I was limping for days, and my father
told me the pain was punishment,
karma for being a careless ninny
who can't record a balance sheet
or even goddamn cook a pot
of rice. I got a C on that good exam,
which to be honest, dad, is two letters
better than I had expected or perhaps
even deserved.

Thursday, September 15, 2011

Muriel
By Rebecca L. Morrison

She loved to write letters, and I wish
I'd written her more of them like she
always asked, brightly, slipping
a sheet of postage stamps across

the counter, maybe hoping I was
scared of her lonesomeness - widowed
lovelessness - and the time she fell
down the stairs to her basement.

For hours she survived with screams,
until Jesse, the Boy Scout next door,
heard her, and he got a certificate from
the Baltimore city police enumerating

his courage.
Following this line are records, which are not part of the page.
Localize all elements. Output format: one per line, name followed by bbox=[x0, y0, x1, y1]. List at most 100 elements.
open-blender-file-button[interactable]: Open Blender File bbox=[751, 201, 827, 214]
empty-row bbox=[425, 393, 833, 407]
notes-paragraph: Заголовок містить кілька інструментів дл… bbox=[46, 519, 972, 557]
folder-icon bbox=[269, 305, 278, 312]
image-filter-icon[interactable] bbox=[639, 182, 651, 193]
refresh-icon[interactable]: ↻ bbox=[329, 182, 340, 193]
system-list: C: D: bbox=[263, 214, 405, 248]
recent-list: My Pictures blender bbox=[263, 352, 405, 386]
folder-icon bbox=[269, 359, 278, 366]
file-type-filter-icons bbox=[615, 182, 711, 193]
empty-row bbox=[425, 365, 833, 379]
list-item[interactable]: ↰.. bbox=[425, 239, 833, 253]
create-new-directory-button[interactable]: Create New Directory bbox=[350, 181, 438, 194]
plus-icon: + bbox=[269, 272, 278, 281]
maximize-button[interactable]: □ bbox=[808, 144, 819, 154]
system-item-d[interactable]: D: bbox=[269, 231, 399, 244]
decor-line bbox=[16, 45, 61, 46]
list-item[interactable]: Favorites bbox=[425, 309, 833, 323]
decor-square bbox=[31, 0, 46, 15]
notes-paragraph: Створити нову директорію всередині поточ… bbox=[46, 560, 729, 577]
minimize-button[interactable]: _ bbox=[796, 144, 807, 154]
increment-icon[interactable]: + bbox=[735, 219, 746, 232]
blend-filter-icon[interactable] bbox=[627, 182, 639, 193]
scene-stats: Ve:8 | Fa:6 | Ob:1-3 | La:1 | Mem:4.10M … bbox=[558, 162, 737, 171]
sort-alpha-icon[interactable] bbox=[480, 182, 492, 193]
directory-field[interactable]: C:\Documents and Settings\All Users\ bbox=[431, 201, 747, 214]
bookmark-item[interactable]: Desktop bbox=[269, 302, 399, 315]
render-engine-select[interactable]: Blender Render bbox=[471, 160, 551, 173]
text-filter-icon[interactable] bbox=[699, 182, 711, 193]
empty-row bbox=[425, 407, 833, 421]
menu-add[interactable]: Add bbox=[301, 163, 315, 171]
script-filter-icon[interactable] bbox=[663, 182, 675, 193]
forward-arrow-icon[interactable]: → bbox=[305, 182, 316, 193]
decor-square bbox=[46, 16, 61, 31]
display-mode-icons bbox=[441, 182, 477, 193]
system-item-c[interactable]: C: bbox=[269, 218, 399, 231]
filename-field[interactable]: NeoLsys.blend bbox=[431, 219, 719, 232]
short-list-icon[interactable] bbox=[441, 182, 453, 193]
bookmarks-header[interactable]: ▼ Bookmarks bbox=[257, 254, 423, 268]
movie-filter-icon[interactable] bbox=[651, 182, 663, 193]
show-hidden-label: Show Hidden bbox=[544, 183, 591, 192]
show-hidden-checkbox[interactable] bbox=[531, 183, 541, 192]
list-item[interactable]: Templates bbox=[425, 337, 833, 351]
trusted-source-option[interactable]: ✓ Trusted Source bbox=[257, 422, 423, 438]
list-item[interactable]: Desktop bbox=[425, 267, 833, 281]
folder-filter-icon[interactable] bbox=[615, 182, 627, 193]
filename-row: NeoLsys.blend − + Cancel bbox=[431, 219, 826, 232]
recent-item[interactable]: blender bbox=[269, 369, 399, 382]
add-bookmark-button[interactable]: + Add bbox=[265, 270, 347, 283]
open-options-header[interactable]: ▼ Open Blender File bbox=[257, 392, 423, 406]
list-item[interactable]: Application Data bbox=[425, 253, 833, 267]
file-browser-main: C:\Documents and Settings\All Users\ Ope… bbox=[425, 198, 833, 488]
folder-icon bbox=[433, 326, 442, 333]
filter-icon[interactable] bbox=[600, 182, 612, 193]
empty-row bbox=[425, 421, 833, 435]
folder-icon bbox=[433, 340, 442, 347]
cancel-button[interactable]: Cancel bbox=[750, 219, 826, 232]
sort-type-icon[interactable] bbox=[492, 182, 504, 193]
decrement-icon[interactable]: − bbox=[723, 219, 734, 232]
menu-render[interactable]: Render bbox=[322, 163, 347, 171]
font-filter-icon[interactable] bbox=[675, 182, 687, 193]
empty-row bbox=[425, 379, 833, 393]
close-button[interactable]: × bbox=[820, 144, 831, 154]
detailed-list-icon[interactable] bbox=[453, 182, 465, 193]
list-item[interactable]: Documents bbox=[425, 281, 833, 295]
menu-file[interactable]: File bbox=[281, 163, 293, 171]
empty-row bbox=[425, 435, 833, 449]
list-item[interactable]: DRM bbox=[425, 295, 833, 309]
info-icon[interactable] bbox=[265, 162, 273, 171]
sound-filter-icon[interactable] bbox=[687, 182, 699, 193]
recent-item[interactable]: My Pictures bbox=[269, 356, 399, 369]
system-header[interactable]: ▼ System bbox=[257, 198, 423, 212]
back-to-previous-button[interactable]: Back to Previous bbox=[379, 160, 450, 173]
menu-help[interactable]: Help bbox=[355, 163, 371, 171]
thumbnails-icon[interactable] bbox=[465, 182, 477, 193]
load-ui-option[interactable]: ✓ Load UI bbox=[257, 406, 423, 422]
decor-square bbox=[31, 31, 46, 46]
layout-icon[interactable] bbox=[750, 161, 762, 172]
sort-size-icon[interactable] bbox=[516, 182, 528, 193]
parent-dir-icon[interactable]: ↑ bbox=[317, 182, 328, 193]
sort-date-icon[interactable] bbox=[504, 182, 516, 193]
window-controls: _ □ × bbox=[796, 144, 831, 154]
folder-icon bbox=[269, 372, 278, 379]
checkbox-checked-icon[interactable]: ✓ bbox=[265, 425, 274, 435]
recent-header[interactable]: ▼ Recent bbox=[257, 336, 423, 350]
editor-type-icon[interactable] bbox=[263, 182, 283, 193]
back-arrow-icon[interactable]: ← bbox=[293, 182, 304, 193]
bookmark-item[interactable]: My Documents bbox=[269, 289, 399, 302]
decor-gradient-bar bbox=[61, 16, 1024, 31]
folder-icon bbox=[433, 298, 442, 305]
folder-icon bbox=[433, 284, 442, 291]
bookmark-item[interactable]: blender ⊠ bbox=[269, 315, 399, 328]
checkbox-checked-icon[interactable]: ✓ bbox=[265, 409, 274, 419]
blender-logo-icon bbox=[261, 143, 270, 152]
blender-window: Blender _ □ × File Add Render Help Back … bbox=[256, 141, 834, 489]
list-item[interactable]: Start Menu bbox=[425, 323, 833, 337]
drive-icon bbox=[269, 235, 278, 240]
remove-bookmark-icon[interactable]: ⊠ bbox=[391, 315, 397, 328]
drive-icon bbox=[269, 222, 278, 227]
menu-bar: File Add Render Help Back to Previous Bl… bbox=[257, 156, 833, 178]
Now I cringe at those hours
she spent shattered on concrete, those
hours I spent trying to crochet with
the hook she gave me, only to assume

she could just teach me again later.
And when the day came, prefaced by
the ninety-year slip from here to not
at all there, I stood weeping, dripping

with my mother's good emeralds and
diamonds, and the soggy grass clippings
and leaves that caked my black pumps,
and tried to read aloud her favorite poem --

"I am the only little black lamb -
The only one, that's what I am;
All of the rest have little white faces
I guess I'm a whole family tree of disgraces," --

until my father's grip on my shoulder
began to shake and sent me, scared
and slow like a letter tumbling
down the basement stairs.

Thursday, September 1, 2011

Head Cold

By Rebecca L. Morrison


My throat is tender, stripped,

so for sleep I steal a pinch of

stale pot from your mason jar.

I slump, fade against my naked

pillow; I lug thousand-ton eyelids,


heavier without my heart's

once-new thousand-ton thump

when it would press firm against

your pocked boyfriend-chest. I didn't


notice the NyQuil you'd placed on my

nightstand, the bottled water, until

morning rays met crusted lids, and you

called on your lunch break just to say hi,

just to remind me "a night is nothing

compared to forever," so I wondered,

Ryan, why you'd slept on my cat-fur

floor, just to avoid my germed breath,


heavy against your face, for I'm certain

there are more viruses in our future.